Habitantes de Al-Akma, por exemplo, contaram à Amnistia Internacional que uma base aérea e um aeroporto controlados pelos huthi/Saleh, localizados a cerca de 1,5km da aldeia, foram alvo de múltiplos ataques aéreos pouco antes e pouco depois do raide que atingiu a povoação em que residem, a 14 de abril. A bomba que explodiu na aldeia destruiu por completo a casa da família Al-Hujairi e deixou danificadas outras duas casas adjacentes – habitações pobres, construídas com chapas de zinco e cartão. Vizinho das vítimas, Wadhha contou à Amnistia Internacional: “Ouvi a explosão. Pensei que a casa me ia cair em cima da cabeça”.

No caso da aldeia de Hajr Ukaish, a mais de três quilómetros para norte da base militar Jabal Nabi Shuaib, controlada pelos huthi/Saleh, as forças da coligação liderada pela Arábia Saudita sustentaram que três casas que foram totalmente transformadas em escombros num raide aéreo eram usadas para armazenar armamento. Morreram 11 pessoas e outras seis ficaram feridas neste ataque – todas da família Al-Ukaishi.

Os familiares que sobreviveram ao raide negam as acusações da coligação militar e dizem ser agricultores. Um investigador da Amnistia Internacional que visitou o local não encontrou quaisquer indícios que validem as alegações de que eram ali armazenadas armas. E as forças da coligação também não apresentaram até agora nenhumas provas para fundamentar essas acusações.

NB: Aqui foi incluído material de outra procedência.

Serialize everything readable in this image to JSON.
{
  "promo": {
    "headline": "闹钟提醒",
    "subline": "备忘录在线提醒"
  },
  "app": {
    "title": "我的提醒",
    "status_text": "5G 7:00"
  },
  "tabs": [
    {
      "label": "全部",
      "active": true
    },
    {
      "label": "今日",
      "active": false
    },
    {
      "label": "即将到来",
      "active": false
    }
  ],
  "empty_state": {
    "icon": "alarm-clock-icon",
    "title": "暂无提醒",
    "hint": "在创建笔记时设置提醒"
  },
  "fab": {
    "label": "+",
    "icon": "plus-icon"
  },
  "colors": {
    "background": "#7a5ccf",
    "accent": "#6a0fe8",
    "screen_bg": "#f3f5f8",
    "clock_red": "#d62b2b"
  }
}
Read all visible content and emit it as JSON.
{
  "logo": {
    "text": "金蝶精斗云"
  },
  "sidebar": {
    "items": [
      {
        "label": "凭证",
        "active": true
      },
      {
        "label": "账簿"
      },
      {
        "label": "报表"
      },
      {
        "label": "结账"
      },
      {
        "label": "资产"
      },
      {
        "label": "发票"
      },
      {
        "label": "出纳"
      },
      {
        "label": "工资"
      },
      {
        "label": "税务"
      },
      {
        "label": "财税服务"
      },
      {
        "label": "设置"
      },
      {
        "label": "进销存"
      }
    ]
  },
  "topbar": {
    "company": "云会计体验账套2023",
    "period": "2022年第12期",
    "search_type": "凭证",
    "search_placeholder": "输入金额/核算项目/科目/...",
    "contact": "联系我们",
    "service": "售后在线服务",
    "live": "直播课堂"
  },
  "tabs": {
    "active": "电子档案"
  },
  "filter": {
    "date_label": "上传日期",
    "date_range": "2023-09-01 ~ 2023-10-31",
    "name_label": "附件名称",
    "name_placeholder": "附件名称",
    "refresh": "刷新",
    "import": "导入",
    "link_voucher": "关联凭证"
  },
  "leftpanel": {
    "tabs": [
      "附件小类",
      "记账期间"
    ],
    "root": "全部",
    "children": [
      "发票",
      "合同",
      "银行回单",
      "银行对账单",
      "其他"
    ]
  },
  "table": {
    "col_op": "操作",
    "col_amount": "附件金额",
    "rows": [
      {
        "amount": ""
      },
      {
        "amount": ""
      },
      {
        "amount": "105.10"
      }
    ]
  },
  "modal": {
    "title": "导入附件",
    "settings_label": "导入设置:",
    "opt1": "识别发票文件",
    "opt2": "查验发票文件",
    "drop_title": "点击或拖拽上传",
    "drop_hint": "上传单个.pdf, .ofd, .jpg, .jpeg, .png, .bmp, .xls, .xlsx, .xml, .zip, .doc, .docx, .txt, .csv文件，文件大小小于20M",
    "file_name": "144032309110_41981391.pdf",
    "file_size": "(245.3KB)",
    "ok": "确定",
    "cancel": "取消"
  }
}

“Mesmo que o alvo pretendido fosse de facto um armazém de armas, isso não justifica um ataque tão mortífero contra casas cheias de civis sem nenhum aviso prévio. Quem planeou o raide tinha de saber que dali resultaria um número elevado de vítimas civis e não tomou as medidas necessárias exigidas pela lei internacional humanitária”, remata Donatella Rovera.

Desde o início da intervenção da coligação militar liderada pela Arábia Saudita, a 25 de março de 2015, a Amnistia Internacional investigou os casos de 17 ataques aéreos em cinco zonas diferentes do Iémen: Sanaa, a capital, e também Sada, Taiz, Hodeidah, Hajjah e Ibb. No total, estes raides causaram a morte a 223 pessoas, incluindo pelo menos 197 civis (entre eles, 32 mulheres e 68 crianças), e ainda 419 feridos, em que se incluem pelo menos 259 civis.

Segundo dados recentes das Nações Unidas, houve já mais de 1.400 mortes de civis e mais de 3.400 feridos civis nos três meses de conflito armado no Iémen.